We see three expected developments in 2022 that will make a loan hedging program an essential competitive advantage for community banks. Increasing short-term rates, higher expected inflation, and increased need for fee income will significantly benefit those community banks that can offer a seamless and document-friendly loan hedging program.  While we have our ARC Program available to community banks, there are others. The important point is that you have access to a program and we step through the why.

Increasing Short-term Rates Promotes Loan Hedging

The Federal Reserve is expected to raise short-term interest rates for the next few years.  When short-term rates rise, the yield curve typically flattens. This phenomenon has occurred in the last three tightening cycles, and the last flattening of the forward yield curve is shown in the graph below.   In the last Fed tightening period (from 2015 to 2018), the 10-year forwards flattened by 2.01%.  As the yield curve flattens, borrowers prefer longer, fixed-rate loans, and banks prefer floating-rate assets.  A loan hedging program can solve this dilemma.

Loan Hedging Forward Curve

Higher Expected Inflation

Inflation is running higher than at any time in the last 40 years and very few bankers that are still working today have firsthand experience with how inflation affects a bank’s business model.  The average community bank is a margin-generating machine.  For banks under $2B in assets, in the last four years, the yield on earning assets, minus the cost of funding assets, contributed to 78.4% of all earnings (despite increased PPP fee income in 2020 and 2021).  However, inflation decreases the present value of margins because the future margin on a loan has diminished economic value.

When a bank books a fixed-rate term loan, this earning asset generates a yield above the bank’s cost of funding.  The average after-tax ROA for community banks on commercial loans is about 1.00%.  That 1.00% net income margin on a $1mm loan is worth $10k per year, but that $10k comes in every year, and in future years the value of $10k decreases because of inflation.  The table below shows the nominal margin on an average $1mm loan, at 1% ROA (profit of $10k per year) and the same dollar margin is also calculated but adjusted for erosion because of inflation.  A longer time period and higher expected inflation decreases the after-inflation pretax ROA – to the point that if inflation is expected to average 5% over 10 years, the 1% ROA 10-year loan returns only 77bps ROA when adjusted for inflation over the 10 years.  Few bankers have experience with this phenomenon, but a loan hedging program can convert fixed-rate loans to an adjustable rate, and offset this pernicious impact of inflation.

Source of Fee Income

Smaller commercial banks are challenged to maintain fee income.

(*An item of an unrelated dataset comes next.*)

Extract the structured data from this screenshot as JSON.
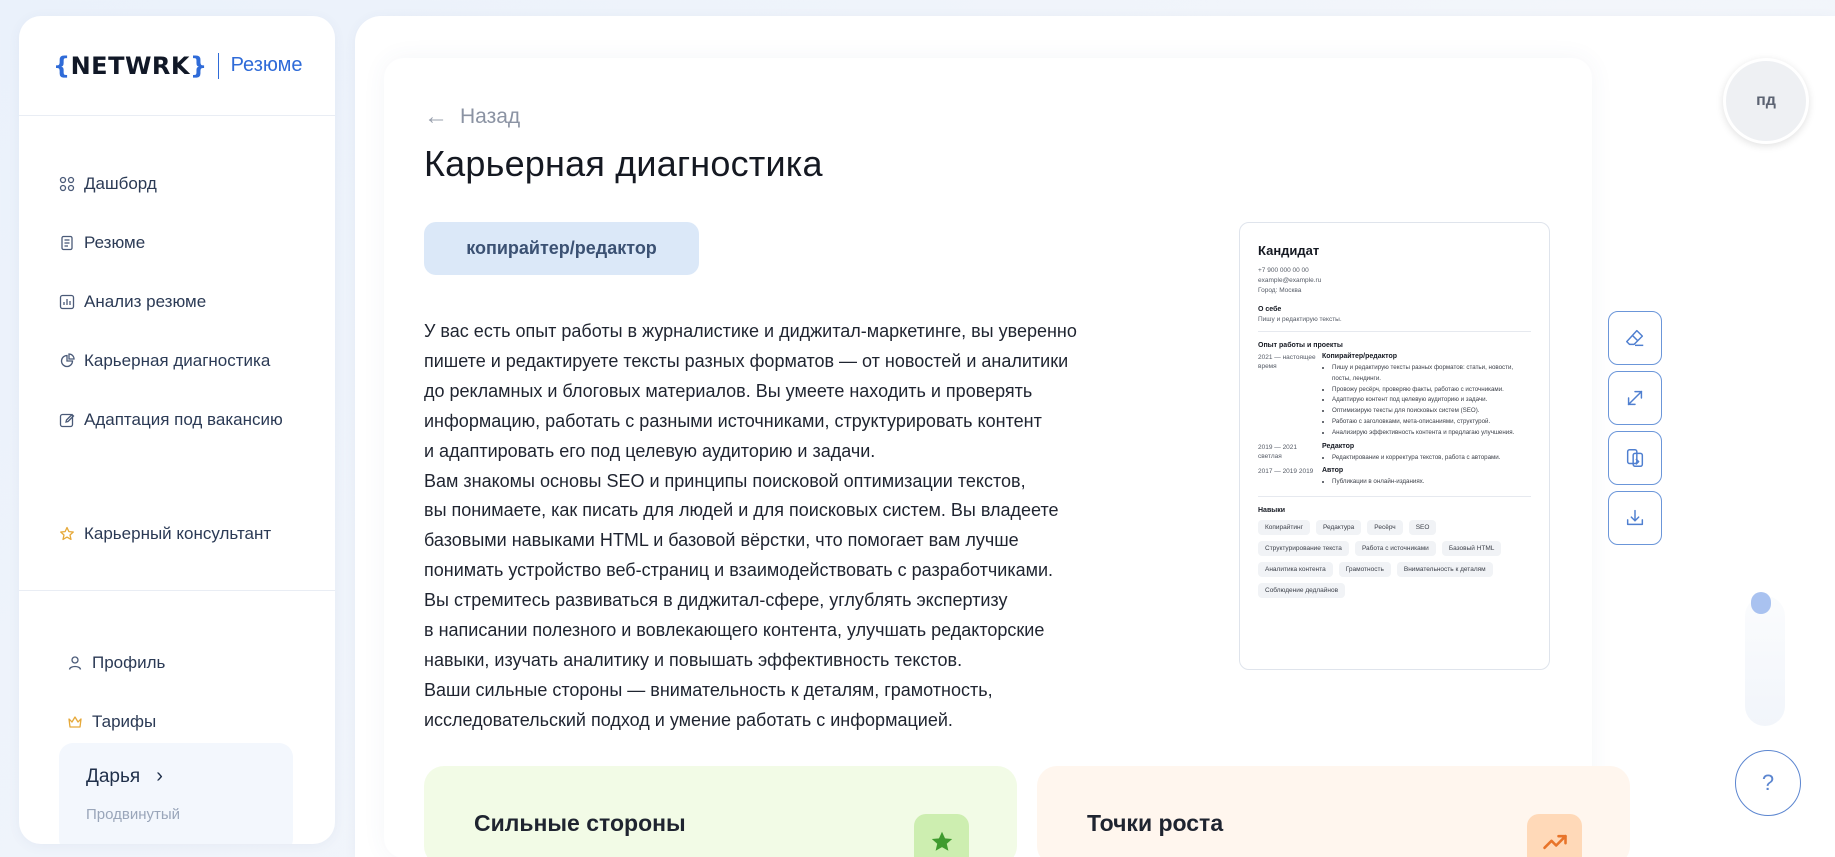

However, in 2020 and 2021 many community banks were buoyed by PPP fees.  The graph below shows non-interest (fee) income for banks under $1B and under $2B in assets.  Paycheck Protection Program (PPP) loan fees added somewhere between 10 and 19 bps of fee income to earning assets.

One of the main reasons that banks hedge loans for their clients is to generate fee income.  Fee income for smaller hedged commercial loans is typically between 50 to 200bps of the loan amount and is commonly recognized immediately in the period received.  This is a substantial amount of non-interest income available to banks, especially as the yield curve flattens.  Further, those hedge fees are not necessarily one-time fees and are often re-generated when the loan is amended, increased, or the collateral is substituted (in the case of 1031 exchanges).

Conclusion

More community banks will find that a user-friendly loan hedging program is a vital tool in not just managing risk (both interest rate and credit risk) but generating additional fee income and meeting their loan structuring / pricing strategies. Most important is that it makes your bank more relevant to your customers. In 2022 not having a loan hedging solution and experienced lenders trained on such a program may be a competitive disadvantage for many banks.